La Enciclopedia francesa, la Enciclopedia británica, el Espasa español, el Diccionario de la Academia Francesa, el Diccionario de la Real Academia Española, la pléyade de diccionarios y enciclopedias en cien lenguas y en doscientos países han llegado a su fin en la modalidad impresa sobre papel. La novela, la poesía, el ensayo, el libro convencional, forcejearán durante unos años y tal vez sobrevivan en un reducido porcentaje de sus ediciones. Diccionarios y enciclopedias sobre papel han terminado ya su ciclo, como ocurrió con los manuscritos en el siglo XVI.

He recorrido 128 naciones llevando en mi maletín el diccionario de Casares que me auxiliaba para mis crónicas y artículos. Tenía un peso considerable y ocupaba mucho sitio. Hoy consulto en el teléfono móvil el CREA, el CORDE, un diccionario de sinónimos, otro de antónimos y, claro, el Diccionario panhispánico de dudas y el Diccionario tradicional de la Real Academia Española, no el de su vigésima segunda edición del año 2001 sino el actualizado en internet por el trabajo ingente que los académicos han realizado en los últimos diez años.

Las nuevas generaciones consultan gratis las enciclopedias que encuentran en la Red. Algunas son tendenciosas y están plagadas de errores. Ninguna se acerca a la calidad y el rigor que tuvo Espasa a principios del siglo pasado. Pero las enciclopedias en papel impreso, que solo hace unos años se vendían copiosamente, se han convertido en reliquias bibliográficas. Hace poco tiempo que el diario El Mundo, también El País, ofrecieron a sus lectores, a bajo coste, excelentes enciclopedias. Tuvieron éxito. Fueron el canto del cisne enciclopédico. Es posible que el 80% de las consultas a enciclopedias o diccionarios se hagan ya en la Red. Y cuando por ley de vida se extingan las generaciones mayores, prácticamente el cien por cien de esas consultas serán electrónicas.

Para instituciones y editoriales que robustecen sus ingresos sustancialmente con diccionarios y enciclopedias, el problema se ha convertido en agobiante porque es necesario encontrar fórmulas para que alguien pague el trabajo realizado. Parece difícil conseguir, como sí ocurre con una parte más bien pequeña de la música descargada, que el usuario abone las cantidades correspondientes. Mucho me temo que el ciudadano medio consultará en el futuro diccionarios y enciclopedias de forma gratuita. No aceptará pagar por el servicio. Y por lo tanto los dirigentes de las instituciones y editoriales propietarias de diccionarios y enciclopedias deberán negociar acuerdos con los responsables de los grandes buscadores de la Red, si no quieren quedarse sin ingresos.

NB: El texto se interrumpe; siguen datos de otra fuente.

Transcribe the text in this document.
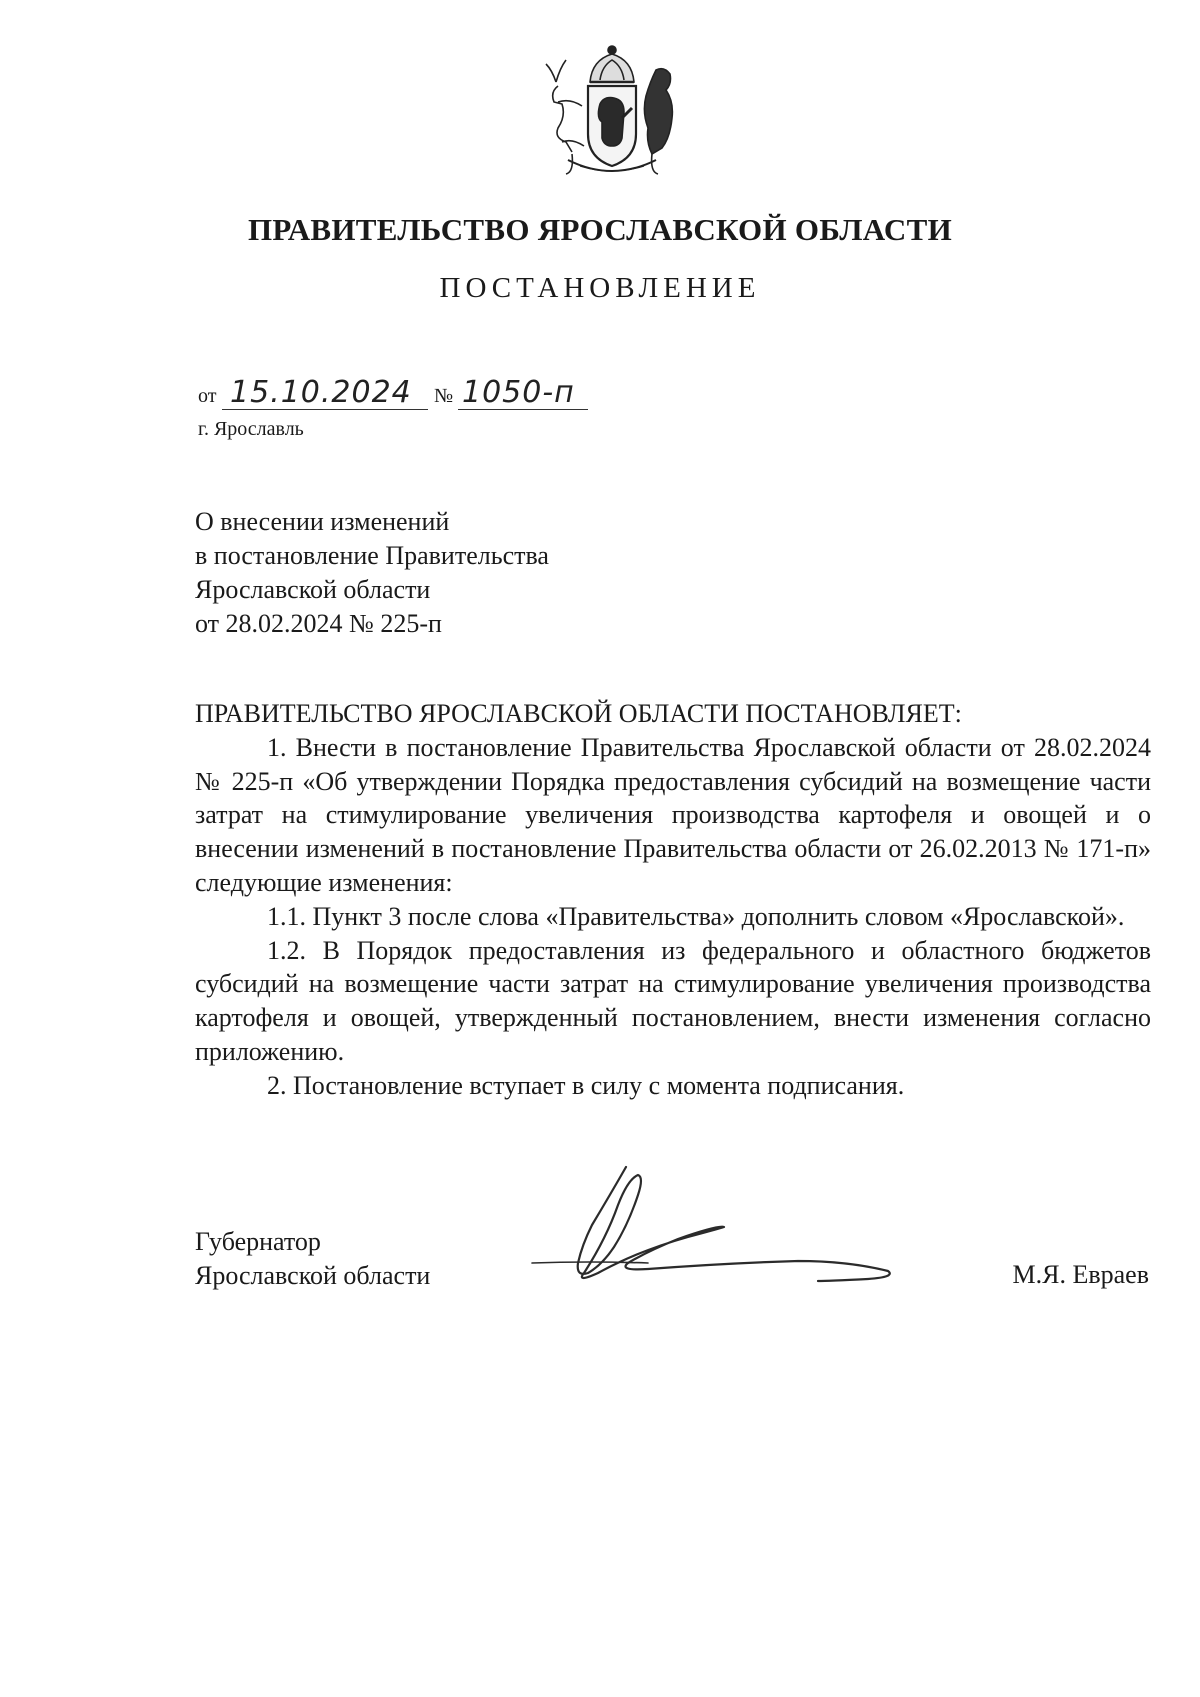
ПРАВИТЕЛЬСТВО ЯРОСЛАВСКОЙ ОБЛАСТИ
ПОСТАНОВЛЕНИЕ
от 15.10.2024 № 1050-п
г. Ярославль
О внесении изменений
в постановление Правительства
Ярославской области
от 28.02.2024 № 225-п

ПРАВИТЕЛЬСТВО ЯРОСЛАВСКОЙ ОБЛАСТИ ПОСТАНОВЛЯЕТ:

1. Внести в постановление Правительства Ярославской области от 28.02.2024 № 225-п «Об утверждении Порядка предоставления субсидий на возмещение части затрат на стимулирование увеличения производства картофеля и овощей и о внесении изменений в постановление Правительства области от 26.02.2013 № 171-п» следующие изменения:

1.1. Пункт 3 после слова «Правительства» дополнить словом «Ярославской».

1.2. В Порядок предоставления из федерального и областного бюджетов субсидий на возмещение части затрат на стимулирование увеличения производства картофеля и овощей, утвержденный постановлением, внести изменения согласно приложению.

2. Постановление вступает в силу с момента подписания.

Губернатор
Ярославской области	М.Я. Евраев
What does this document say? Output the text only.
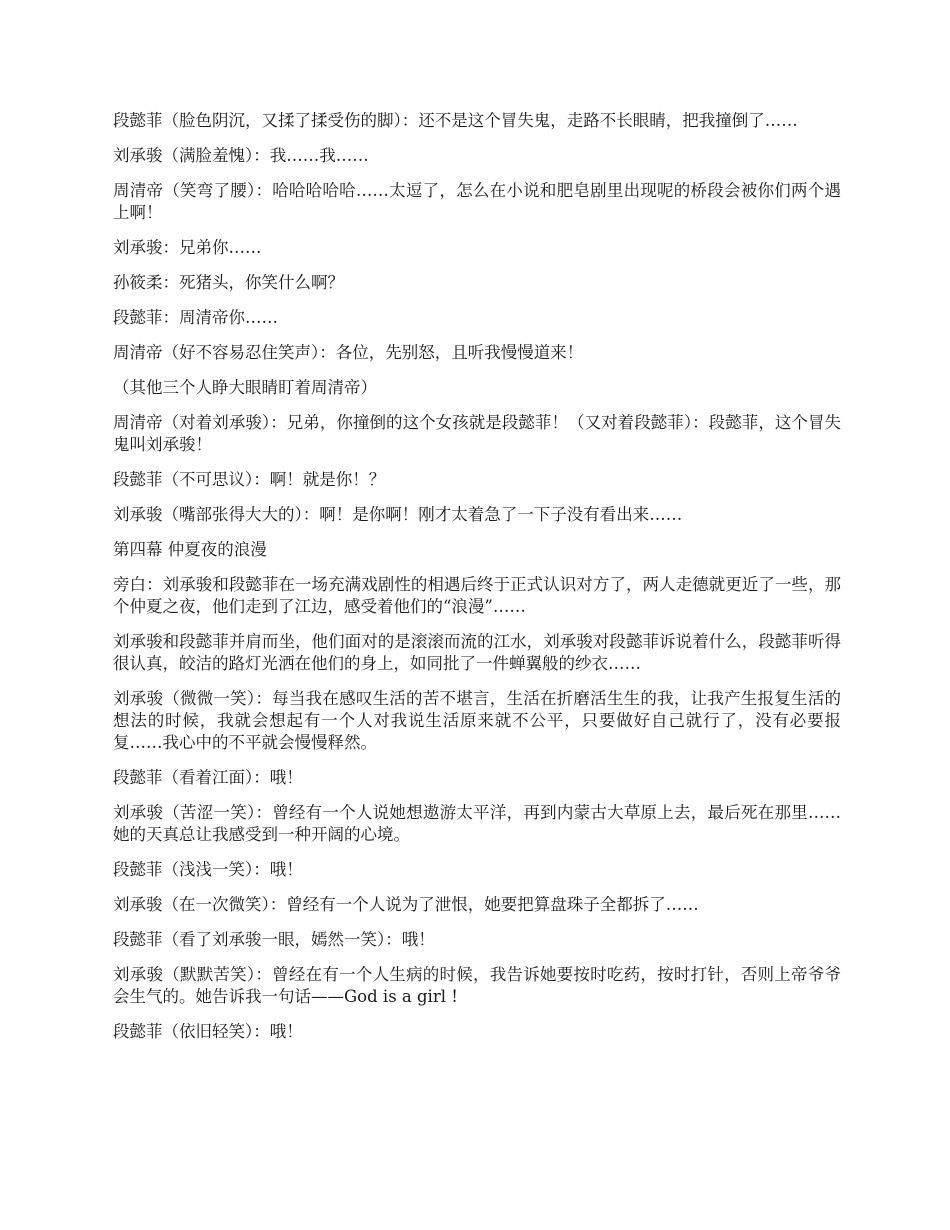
段懿菲（脸色阴沉，又揉了揉受伤的脚）：还不是这个冒失鬼，走路不长眼睛，把我撞倒了……

刘承骏（满脸羞愧）：我……我……

周清帝（笑弯了腰）：哈哈哈哈哈……太逗了，怎么在小说和肥皂剧里出现呢的桥段会被你们两个遇上啊！

刘承骏：兄弟你……

孙筱柔：死猪头，你笑什么啊？

段懿菲：周清帝你……

周清帝（好不容易忍住笑声）：各位，先别怒，且听我慢慢道来！

（其他三个人睁大眼睛盯着周清帝）

周清帝（对着刘承骏）：兄弟，你撞倒的这个女孩就是段懿菲！（又对着段懿菲）：段懿菲，这个冒失鬼叫刘承骏！

段懿菲（不可思议）：啊！就是你！？

刘承骏（嘴部张得大大的）：啊！是你啊！刚才太着急了一下子没有看出来……

第四幕 仲夏夜的浪漫

旁白：刘承骏和段懿菲在一场充满戏剧性的相遇后终于正式认识对方了，两人走德就更近了一些，那个仲夏之夜，他们走到了江边，感受着他们的“浪漫”……

刘承骏和段懿菲并肩而坐，他们面对的是滚滚而流的江水，刘承骏对段懿菲诉说着什么，段懿菲听得很认真，皎洁的路灯光洒在他们的身上，如同批了一件蝉翼般的纱衣……

刘承骏（微微一笑）：每当我在感叹生活的苦不堪言，生活在折磨活生生的我，让我产生报复生活的想法的时候，我就会想起有一个人对我说生活原来就不公平，只要做好自己就行了，没有必要报复……我心中的不平就会慢慢释然。

段懿菲（看着江面）：哦！

刘承骏（苦涩一笑）：曾经有一个人说她想遨游太平洋，再到内蒙古大草原上去，最后死在那里……她的天真总让我感受到一种开阔的心境。

段懿菲（浅浅一笑）：哦！

刘承骏（在一次微笑）：曾经有一个人说为了泄恨，她要把算盘珠子全都拆了……

段懿菲（看了刘承骏一眼，嫣然一笑）：哦！

刘承骏（默默苦笑）：曾经在有一个人生病的时候，我告诉她要按时吃药，按时打针，否则上帝爷爷会生气的。她告诉我一句话——God is a girl !

段懿菲（依旧轻笑）：哦！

Se abre ante la vida intelectual un mundo nuevo. No se puede mirar hacia atrás como la mujer de Lot. Hay que incorporarse decididamente al tiempo que nos ha tocado vivir. Presido el diario digital El Imparcial.es, cuyo editor es el prestigioso catedrático, presidente de la fundación Ortega-Marañón, José Varela Ortega. Sé bien lo que digo. Yo empecé con la linotipia y la composición caliente y estoy ahora en la Red, después de haber vivido de cerca, y paso a paso, la impresionante evolución tecnológica que ha modificado los medios de comunicación. Si las grandes Academias como la española o la francesa no negocian con urgencia fórmulas económicas para sus diccionarios en la red, se encontrarán en poco tiempo con sus ingresos agriamente mermados.

ZIGZAG

Ciertamente, “David Gistau se pasa el mundo por los claros clarines y las largas trompetas del arco triunfal”. Ahora ha agavillado en un libro sagaz sus ideas sobre la nueva sociedad anósmica pero maloliente que están construyendo las nuevas generaciones. En La España de Zetapé, Gistau ha puesto un espejo delante de nuestro país, de sus podredumbres, sus albañales y sus costumbres de vanguardia, aderezadas a las finas hierbas. Escribe desde una independencia inasaltable y eso, y la altiva calidad de su prosa, le han encaramado en las cumbres de la literatura española, hoy.